Anuradha Mittal is the Co-Director of the Institute for Food and Development Policy, also known as Food First. Food First is a leading progressive think tank and education-for-action center focusing on food as a human right. She is the co-editor of America Needs Human Rights (Food First Books, 1999). Her articles and opinion pieces on trade, women in development and food security have appeared in numerous national and international news papers and journals.

Carol Murphey is a curriculum specialist with the Bay Area Global Education Program at the World Affairs Council of Northern California. 

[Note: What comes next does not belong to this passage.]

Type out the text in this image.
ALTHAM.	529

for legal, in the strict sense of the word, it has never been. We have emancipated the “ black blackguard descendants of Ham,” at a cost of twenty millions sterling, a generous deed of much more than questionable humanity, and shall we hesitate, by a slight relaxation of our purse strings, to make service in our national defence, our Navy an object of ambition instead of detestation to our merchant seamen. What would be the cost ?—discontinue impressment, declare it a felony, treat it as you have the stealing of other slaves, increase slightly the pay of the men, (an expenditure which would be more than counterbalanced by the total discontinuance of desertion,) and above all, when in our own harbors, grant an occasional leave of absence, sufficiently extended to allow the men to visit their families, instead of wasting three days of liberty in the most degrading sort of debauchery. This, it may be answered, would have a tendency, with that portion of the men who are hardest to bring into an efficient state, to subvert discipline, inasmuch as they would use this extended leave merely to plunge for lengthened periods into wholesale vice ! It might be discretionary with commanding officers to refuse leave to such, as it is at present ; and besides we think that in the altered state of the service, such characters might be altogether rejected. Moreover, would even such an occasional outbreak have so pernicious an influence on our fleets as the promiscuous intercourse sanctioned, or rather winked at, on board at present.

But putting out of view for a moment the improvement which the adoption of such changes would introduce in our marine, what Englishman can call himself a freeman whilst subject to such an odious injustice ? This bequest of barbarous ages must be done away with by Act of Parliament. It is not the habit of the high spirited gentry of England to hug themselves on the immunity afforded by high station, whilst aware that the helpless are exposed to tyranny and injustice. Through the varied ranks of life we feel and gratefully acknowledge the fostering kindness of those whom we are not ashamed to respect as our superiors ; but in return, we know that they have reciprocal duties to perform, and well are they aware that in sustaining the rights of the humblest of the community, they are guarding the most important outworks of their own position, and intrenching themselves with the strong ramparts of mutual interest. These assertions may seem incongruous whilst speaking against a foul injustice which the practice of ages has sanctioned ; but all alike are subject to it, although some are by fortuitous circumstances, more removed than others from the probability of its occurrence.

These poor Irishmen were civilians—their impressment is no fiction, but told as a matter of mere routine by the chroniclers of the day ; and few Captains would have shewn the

Sanjyot Mehendale is the executive director of the Caucasus and Central Asia Program within the Institute of Slavic, East European, and Eurasian Studies at U. C. Berkeley. A lecturer on Near Eastern Archaeology with the Department of Near Eastern Studies, she is a specialist in the art and archeology of the Silk Roads and has conducted extensive field research in Central Asia. She is the director of the Uzbek Berkeley Archaeological Mission (UBAM), is involved with the Electronic Cultural Atlas Initiative at Berkeley, and is one of two editors for the Cultural Atlas of the Silk Roads.

Dr. Jennifer Michael is a folklorist who has written on international and American foodways. She is the Folk Arts Coordinator in the Department of Anthropology at the California Academy of Sciences in San Francisco and a lecturer in the American Studies Department at U. C. Berkeley. 

Priti Ramamurthy is an assistant professor at University of Washington's Women's Studies Department. Ramamurthy studies gender and agricultural change in south India through research on feminist commodity chains, a methodology she has pioneered. The relationship of gender, nationality and race to socioeconomic inequality and international development are her central concerns. Of her own students Ramamurthy says, "I want them to learn how to read their lives in the context of world events."

Sara Webster is a graduate student in the History Department at UC Berkeley. Her dissertation examines the role of food, cafés and restaurants as a site of upward mobility for British immigrants.

William T. Whitehead is a graduate student in Archaeology at U. C. Berkeley. He is research focuses on the emergence of agriculture in South America: Isotope fractionation of carbon and nitrogen in human diets, identification of ancient plant remains, domestication of plants, the emergence of agriculture, integration of digital technologies in archaeology.